[libvoikko] grammar checking in libvoikko

Tue Sep 17 23:47:05 EEST 2013

El dt 17 de 09 de 2013 a les 15:44 +0000, en/na Francis Tyers va
escriure:
> El dt 17 de 09 de 2013 a les 18:23 +0300, en/na Harri Pitkänen va
> escriure:
> > On Tuesday 17 September 2013 13:43:55 Francis Tyers wrote:
> > > How would you recommend the data for the grammar checker be
> > > distributed ? In a file like with .zhfst ? The checker needs two files,
> > > (1) the descriptive morphological analyser, (2) the grammar checker
> > > rules. The first will be an HFSTOL transducer, and the second a VISLCG3
> > > binary format file. Do you have any preference for how it should be laid
> > > out ? e.g. a zip file in ~/.voikko/ or something else ?
> > 
> > The preferred structure would be something like this:
> > 
> >   ~/.voikko/4/sme/index
> >   ~/.voikko/4/sme/transducer.hfstol
> >   ~/.voikko/4/sme/vislcg3_binary_file
> >   ~/.voikko/4/sme/...
> > 
> >  - Number 4 is the format version (that is the next unused version number at 
> > the moment).
> >  - Under that you have a directory for each language.
> >  - "index" would be a plain text file with the necessary dictionary metadata 
> > (similar to voikko-fi_FI.pro in format 2 but possibly simpler).
> >  - Other files you can name as you wish, and you may have as many as you like.
> > 
> > If you want to put everything in a zip file you could just zip the structure 
> > above and have ~/.voikko/4/sme.zip. But personally I prefer using unpacked 
> > formats since all distribution tools (rpm, deb, oxt, msi, apk, ...) will 
> > handle packing and compressing anyway so it rarely matters for the end users.
> 
> Having it outside a zipfile is fine by me. One thing, could we call it 
> 
> ~/.voikko/4/sme-x-standard/index 
> etc.
> 
> It could be that there are different grammar checkers for L1 and L2
> speakers. Although I don't know how that would be handled by the codes.
> 
> > > > To do all this without breaking the existing code we need to build an
> > > > abstract GrammarChecker superclass and extend it with two subclasses, one
> > > > for the existing implementation and another for your new implementation.
> > > > The exactly same has been done with Analyzer, SpellChecker and others.
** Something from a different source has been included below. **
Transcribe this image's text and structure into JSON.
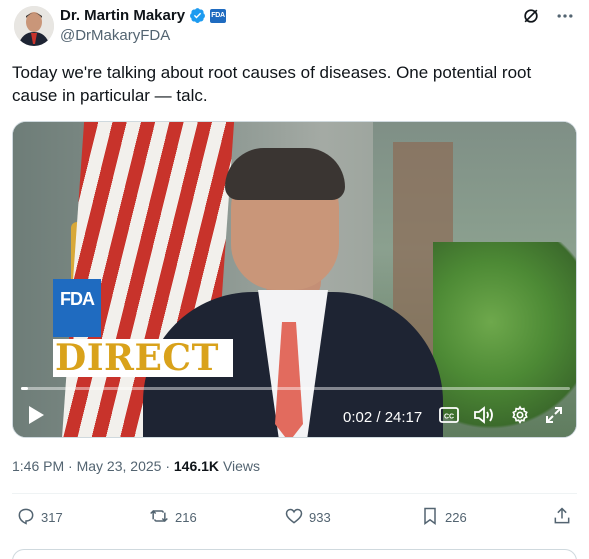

I
> > > > can help you with that and some other small things that will be needed
> > > > such as changes to the LibreOffice plugin.
> > > 
> > > Great, thanks! When you say lines 84-134 do you mean this method:
> > > 
> > > void gc_paragraph_to_cache(voikko_options_t * voikkoOptions, const
> > > wchar_t * text, size_t textlen) {
> > 
> > Yes. There is some general purpose stuff happening at the start of that 
> > function but the rest of the function is where the implementation specific 
> > things happen.
> > 
> > > As far as I can see, I need to replace:
> > > 
> > > analysis.cpp : gc_analyze_paragraph
> > >                gc_analyze_sentence
> > >                gc_analyze_token
> > > 
> > > with methods that use the HFST optimised lookup library to analyse
> > > individual words. Actually, probably only gc_analyze_token.
> > > 
> > > Then I need to replace:
> > > 
> > > cache.cpp : gc_paragraph_to_cache
> > > 
> > > with a method that takes the sentences with analyses from HFST and
> > > passes each one through the CG and collects the error tags.
> > 
> > Using gc_analyze_paragraph and gc_analyze_sentence might be possible if the 
> > built in tokenizer in libvoikko is good enough for you. You can try
> > 
> >   echo "paragraph text" | voikkogc --tokenize
> > 
> > to see what happens. Originally the tokenizer was build for Finnish only which 
> > might be a problem or not.
> 
> I tried that, but got the following error...
> 
> E: Initialization of Voikko failed: Specified dictionary variant was not
> found
> 
> I think it is because I can't get suomimalaga installed...
> 
> sed -e "s/VANHAHKOT_MUODOT/yes/; s/VANHAT_MUODOT/no/;
> s/VOIKKO_MURRE/no/; s/SUKIJAN_MUODOT/no/; s/SM_VOIKKO_VARIANT/standard/;
> s/SM_VOIKKO_DESCRIPTION/suomi (perussanasto)/; s/SM_VERSION/1.14/;
> s/SM_PATCHINFO//; s/SM_BUILDCONFIG/GENLEX_OPTS= EXTRA_LEX=/;
> s/SM_BUILDDATE/Tue, 17 Sep 2013 15:31:59 +0000/" <
> voikko/voikko-fi_FI.pro.in > voikko/voikko-fi_FI.pro
> echo "define @voikko_debug := no;" > voikko/config.inc
> /bin/sh: malmake: no s'ha trobat l'ordre
> 
> Any idea where I can find 'malmake' ? 

Fixed this (googling *shame*), now the tokenisation works:

$ echo "Helga Pedersen (riegádan ođđajagimánu 13. b. 1973
Mátta-Várjjagis) lea Norgga politihkkár Bargiidbellodagas. Son
válljejuvvui Stuorradiggái Finnmárkkus jagi 2009, ja lea leamaš
parlamentáralaš jođiheaddji seamma guhká. Son lea Bargiidbellodaga
nubbinjođiheaddji ja lei Norgga guolástan- ja riddoministtar Jens
Stoltenberga nubbi ráđđehusas 2005-2009. Dalle lei son ráđđehusa
nuoramus áirras. Pedersenis lea sámi kultuvralaš duogáš, ja vuosttaš
sámegielat nubbinjođiheaddji Bargiidbellodagas." | voikkogc --tokenize
W: "Helga"
S: " "
W: "Pedersen"
S: " "
P: "("
W: "riegádan"
S: " "
W: "ođđajagimánu"
S: " "
W: "13"
P: "."
S: " "

...

It looks fine, but perhaps it might pay to have a language-dependent
tokenisation module, thinking of the future (e.g. for languages which
don't write spaces).

Fran